Most algebra students realize that they need to respect parentheses in mathematical expressions and equations in order to implement the correct order of operations which starts with parentheses, is followed by exponents, then by multiplication and division, and finally by addition and subtraction. They might also remember this with the acronym PEMDAS. The point of using parentheses is to actually override the default order of operations that would exist without them. For instance, in the expression 3 + 4 * 5, you have to do the multiplication first, getting 3 + 20 or 23; but if we instead have (3 + 4) * 5, you have to do the addition first, getting 7 * 5 or 35. In an expression like (x + 3)*(x + 2), we have to multiply all 4 terms (thus accounting for the FOIL rule). If we did not have parentheses, this expression would be x + 3x + 2 or 4x + 2 which is quite different and does not have a squared term.

However, many students don't realize that they sometimes need to add parentheses to an equation as a result of manipulations they do to it. Failure to do this gives incorrect answers.

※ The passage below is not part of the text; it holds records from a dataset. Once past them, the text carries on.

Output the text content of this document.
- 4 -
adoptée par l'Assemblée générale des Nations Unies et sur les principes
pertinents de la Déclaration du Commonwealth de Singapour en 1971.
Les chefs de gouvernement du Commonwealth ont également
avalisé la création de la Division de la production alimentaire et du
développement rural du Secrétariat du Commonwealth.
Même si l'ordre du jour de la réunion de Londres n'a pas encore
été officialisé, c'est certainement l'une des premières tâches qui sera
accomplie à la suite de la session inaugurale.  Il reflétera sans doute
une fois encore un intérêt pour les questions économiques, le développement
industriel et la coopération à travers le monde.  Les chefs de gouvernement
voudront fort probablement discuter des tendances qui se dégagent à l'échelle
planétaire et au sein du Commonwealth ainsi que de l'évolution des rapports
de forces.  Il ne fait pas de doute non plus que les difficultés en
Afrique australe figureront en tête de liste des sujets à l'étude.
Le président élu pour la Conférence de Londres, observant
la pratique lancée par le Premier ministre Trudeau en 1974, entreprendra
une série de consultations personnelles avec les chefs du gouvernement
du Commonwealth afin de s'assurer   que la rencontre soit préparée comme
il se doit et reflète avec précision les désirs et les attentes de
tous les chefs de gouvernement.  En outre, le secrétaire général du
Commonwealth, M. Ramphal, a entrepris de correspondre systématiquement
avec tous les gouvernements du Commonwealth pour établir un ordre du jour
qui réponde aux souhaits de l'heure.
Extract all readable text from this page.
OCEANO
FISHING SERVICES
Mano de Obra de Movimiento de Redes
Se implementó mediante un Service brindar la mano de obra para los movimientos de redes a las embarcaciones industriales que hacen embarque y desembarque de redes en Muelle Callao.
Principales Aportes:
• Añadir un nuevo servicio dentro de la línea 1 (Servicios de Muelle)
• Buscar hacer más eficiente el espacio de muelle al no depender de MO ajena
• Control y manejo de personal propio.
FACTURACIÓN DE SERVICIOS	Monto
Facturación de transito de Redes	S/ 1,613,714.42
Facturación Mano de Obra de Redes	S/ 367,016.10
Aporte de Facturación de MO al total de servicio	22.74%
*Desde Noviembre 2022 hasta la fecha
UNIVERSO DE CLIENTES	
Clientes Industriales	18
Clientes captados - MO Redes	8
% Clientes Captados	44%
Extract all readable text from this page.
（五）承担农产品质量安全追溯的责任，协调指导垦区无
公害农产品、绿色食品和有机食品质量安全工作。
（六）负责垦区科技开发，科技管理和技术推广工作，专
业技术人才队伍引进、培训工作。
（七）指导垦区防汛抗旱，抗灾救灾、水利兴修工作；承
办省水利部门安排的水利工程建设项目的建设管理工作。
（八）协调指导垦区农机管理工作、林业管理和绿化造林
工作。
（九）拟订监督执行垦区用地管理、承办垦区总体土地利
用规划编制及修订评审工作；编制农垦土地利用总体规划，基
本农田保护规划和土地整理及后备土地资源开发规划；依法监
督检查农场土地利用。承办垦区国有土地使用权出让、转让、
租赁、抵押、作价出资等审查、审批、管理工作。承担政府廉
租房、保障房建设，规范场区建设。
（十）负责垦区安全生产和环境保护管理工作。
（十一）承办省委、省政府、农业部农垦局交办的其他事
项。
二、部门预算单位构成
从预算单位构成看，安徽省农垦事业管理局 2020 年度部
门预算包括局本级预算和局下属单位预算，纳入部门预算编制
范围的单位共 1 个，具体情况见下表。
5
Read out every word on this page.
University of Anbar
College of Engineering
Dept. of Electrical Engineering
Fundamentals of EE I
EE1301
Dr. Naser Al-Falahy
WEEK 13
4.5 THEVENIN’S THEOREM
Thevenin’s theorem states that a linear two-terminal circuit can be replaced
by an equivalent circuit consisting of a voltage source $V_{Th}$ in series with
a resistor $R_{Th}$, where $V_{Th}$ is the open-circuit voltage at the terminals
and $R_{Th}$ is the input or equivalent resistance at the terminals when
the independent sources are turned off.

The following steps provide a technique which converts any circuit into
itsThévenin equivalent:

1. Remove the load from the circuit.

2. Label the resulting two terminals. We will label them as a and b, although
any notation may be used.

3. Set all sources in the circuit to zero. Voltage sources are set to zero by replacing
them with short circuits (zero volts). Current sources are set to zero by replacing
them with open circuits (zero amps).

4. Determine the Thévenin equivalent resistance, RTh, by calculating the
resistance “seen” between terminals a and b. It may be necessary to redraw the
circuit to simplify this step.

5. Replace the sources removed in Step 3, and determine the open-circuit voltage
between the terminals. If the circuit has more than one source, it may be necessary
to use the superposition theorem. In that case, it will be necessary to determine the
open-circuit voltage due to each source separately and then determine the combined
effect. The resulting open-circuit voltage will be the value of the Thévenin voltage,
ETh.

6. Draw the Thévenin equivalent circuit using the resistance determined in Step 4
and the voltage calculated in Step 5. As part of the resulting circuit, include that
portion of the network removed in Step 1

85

Here is an example: We are given the equation x + 2 = y/5 and want to express y in terms of x. So, one wants to multiply both sides of the equation by 5. Some students make the mistake of then writing 5*x + 2 = y and then y = 5x + 2. But this is incorrect! When you multiply each side by 5, you need to multiply the entire left side by 5; to make sure you do this, you should surround x + 2 with parentheses before multiplying by 5. So, you should write 5*(x + 2) = y which results in y = 5x + 10.

Here is another example: We are given the equation x = 2/x-1 (where the / would actually be a horizontal line with x - 1 in the denominator). To solve for x, we need to multiply both sides by x - 1. But when we do this, we need to add parentheses around x - 1, getting (x - 1)*x = 2 which then gives x^2 - x = 2 which gives x^2 - x - 2 = 0 which can then be factored and solved for x (with solutions -1 and 2).

Note that in both cases we had to add parentheses around a sum of terms (where I use "sum" to include addition or subtraction of terms). This is typical. In both cases, we had to add parentheses because we were multiplying two items, one of which included two terms but did not initially have parentheses.

So, remember to add your own parentheses in situations like these to make sure you get the right answers.